IMF cuts 2023 growth outlook: The worst is yet to come
The International Monetary Fund (IMF) predicts global growth will slow to 2.7% next year, 0.2 percentage points lower than its July forecast, and anticipates 2023 will feel like a recession for millions around the world.
Aside from the global financial crisis and the peak of the Covid-19 pandemic, this is “the weakest growth profile since 2001,” the IMF said in its World Economic Outlook published Tuesday. Its GDP estimate for this year remained steady at 3.2%, which was down from the 6% seen in 2021.
The IMF anticipates global inflation will peak in late 2022, increasing from 4.7% in 2021 to 8.8%, and that it will “remain elevated for longer than previously expected.”
Global inflation will likely decrease to 6.5% in 2023 and to 4.1% by 2024, according to the IMF forecast.
In its report, the Fund urged monetary policy to continue working to restore price stability while directing public fiscal policy toward relieving pressures caused by rising living costs, as long as its stance remained sufficiently tight in line with monetary policy.
Structural reforms can play an additional role in fighting inflation by improving productivity and reducing supply shortages,” he said, adding that “multilateral cooperation is a necessary tool to accelerate the transition to green energy and prevent fragmentation, the report noted.
“The worst is yet to come, and for many people, 2023 will feel like a recession,” the report said, echoing warnings from the United Nations, the World Bank, and many global CEOs.
More than a third of the global economy will see two consecutive quarters of negative growth, while the three largest economies — the United States, the European Union, and China — will continue to slow, the report said.
In its report, the IMF laid out three major events currently hindering growth: Russia’s invasion of Ukraine, the cost-of-living crisis, and China’s economic slowdown.
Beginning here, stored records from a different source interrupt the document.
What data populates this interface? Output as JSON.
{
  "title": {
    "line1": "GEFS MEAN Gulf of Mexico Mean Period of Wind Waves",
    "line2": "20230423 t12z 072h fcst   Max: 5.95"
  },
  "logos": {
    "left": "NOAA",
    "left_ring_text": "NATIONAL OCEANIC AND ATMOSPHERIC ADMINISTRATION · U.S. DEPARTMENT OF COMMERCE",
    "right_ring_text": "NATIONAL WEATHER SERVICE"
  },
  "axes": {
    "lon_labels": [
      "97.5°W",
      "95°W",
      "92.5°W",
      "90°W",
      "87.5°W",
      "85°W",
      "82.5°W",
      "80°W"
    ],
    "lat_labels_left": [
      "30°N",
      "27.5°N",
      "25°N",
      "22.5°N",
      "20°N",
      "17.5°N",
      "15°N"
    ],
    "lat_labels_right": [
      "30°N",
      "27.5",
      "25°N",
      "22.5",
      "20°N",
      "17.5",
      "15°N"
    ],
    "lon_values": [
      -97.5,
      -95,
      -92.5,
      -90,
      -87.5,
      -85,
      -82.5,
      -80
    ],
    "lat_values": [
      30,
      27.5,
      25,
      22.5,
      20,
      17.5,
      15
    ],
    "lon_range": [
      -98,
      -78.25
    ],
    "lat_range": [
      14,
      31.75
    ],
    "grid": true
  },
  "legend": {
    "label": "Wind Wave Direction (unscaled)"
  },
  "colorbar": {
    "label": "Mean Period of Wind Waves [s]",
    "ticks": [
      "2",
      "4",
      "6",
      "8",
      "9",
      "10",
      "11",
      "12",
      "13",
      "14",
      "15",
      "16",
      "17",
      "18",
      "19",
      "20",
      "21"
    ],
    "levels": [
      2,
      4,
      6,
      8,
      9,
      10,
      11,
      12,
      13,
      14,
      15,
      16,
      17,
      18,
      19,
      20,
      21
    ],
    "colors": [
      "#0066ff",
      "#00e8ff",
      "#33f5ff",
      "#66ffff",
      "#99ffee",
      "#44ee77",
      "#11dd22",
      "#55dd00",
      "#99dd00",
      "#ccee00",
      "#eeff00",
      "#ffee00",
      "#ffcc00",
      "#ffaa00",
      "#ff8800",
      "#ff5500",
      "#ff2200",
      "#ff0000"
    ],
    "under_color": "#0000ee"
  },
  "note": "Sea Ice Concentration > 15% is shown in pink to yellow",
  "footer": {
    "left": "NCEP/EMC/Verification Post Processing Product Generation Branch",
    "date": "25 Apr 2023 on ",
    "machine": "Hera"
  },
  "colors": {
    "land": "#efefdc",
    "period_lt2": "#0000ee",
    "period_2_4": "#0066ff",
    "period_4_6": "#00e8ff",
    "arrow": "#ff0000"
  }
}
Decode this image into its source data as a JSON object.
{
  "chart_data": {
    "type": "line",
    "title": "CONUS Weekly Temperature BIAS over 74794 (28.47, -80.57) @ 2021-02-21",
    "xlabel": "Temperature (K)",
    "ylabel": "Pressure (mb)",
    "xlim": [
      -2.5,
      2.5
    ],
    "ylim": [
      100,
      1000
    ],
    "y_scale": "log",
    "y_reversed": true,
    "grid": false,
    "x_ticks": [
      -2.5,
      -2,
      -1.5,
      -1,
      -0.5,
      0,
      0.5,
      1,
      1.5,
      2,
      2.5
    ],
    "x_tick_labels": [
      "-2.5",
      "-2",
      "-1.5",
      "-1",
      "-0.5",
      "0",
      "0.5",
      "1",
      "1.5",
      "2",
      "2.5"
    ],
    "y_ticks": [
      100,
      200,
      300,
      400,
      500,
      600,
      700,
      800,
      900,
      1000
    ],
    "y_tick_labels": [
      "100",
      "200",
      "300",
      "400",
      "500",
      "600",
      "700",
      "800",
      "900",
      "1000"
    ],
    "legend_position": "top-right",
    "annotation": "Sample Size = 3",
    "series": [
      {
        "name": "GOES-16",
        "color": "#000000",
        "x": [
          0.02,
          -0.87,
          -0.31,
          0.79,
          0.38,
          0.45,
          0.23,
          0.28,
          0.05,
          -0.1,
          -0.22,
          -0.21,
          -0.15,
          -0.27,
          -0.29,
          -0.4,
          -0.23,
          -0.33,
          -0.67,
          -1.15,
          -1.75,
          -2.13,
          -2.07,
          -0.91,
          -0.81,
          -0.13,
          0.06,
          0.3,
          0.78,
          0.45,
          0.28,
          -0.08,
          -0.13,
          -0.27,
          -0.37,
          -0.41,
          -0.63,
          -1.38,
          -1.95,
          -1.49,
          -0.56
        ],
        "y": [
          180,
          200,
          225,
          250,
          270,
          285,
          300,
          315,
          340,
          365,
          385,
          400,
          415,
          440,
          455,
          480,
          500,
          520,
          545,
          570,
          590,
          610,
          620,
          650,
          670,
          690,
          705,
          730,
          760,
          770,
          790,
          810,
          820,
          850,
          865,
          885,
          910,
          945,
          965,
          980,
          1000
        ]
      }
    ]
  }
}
Together, they create a “volatile” period economically, geopolitically, and ecologically.
The war in Ukraine continues to “powerfully destabilize the global economy,” according to the report, with its impacts causing a “severe” energy crisis in Europe, along with destruction in Ukraine itself.
For emerging markets and developing economies, the shocks of 2022 will “re-open economic wounds that were only partially healed following the pandemic,” the report said.
The price of natural gas has more than quadrupled since 2021, as Russia now delivers less than 20% of 2021 levels. Food prices have also been pushed up as a result of the conflict.
China’s “zero-Covid policy” — and its resulting lockdowns — continue to hamper its economy. Property makes up around one-fifth of China’s economy, and as the market struggles the ramifications continue to be felt globally.
The world economy is historically fragile
The IMF also highlighted that the risk of monetary, fiscal, or financial policy “miscalibration” had “risen sharply,” while the world economy “remains historically fragile” and financial markets are “showing signs of stress
The report Tuesday suggested “front-loaded and aggressive monetary tightening” is needed, but that a “large” downturn is not “inevitable,” citing tight labor markets in the U.S. and U.K.
The economy of the region
Furthermore, the IMF announced that Saudi Arabia, the Arab world’s largest economy, is on track to achieve the highest economic growth rate among G-20 countries in 2022, at 7.6 percent. This optimistic outlook extends to the rest of the Gulf Arab states, which are benefiting from rising oil prices.
According to the report, Kuwait achieved the highest jump in terms of expected growth this year, which will reach 8.7 percent, up from 5.7 percent in the April forecast issued during the semi-annual spring meetings of the IMF and the World Bank. The UAE economy is expected to grow by 5.1 percent this year, Oman by 4.4 percent, and Qatar and Bahrain by 3.4 percent.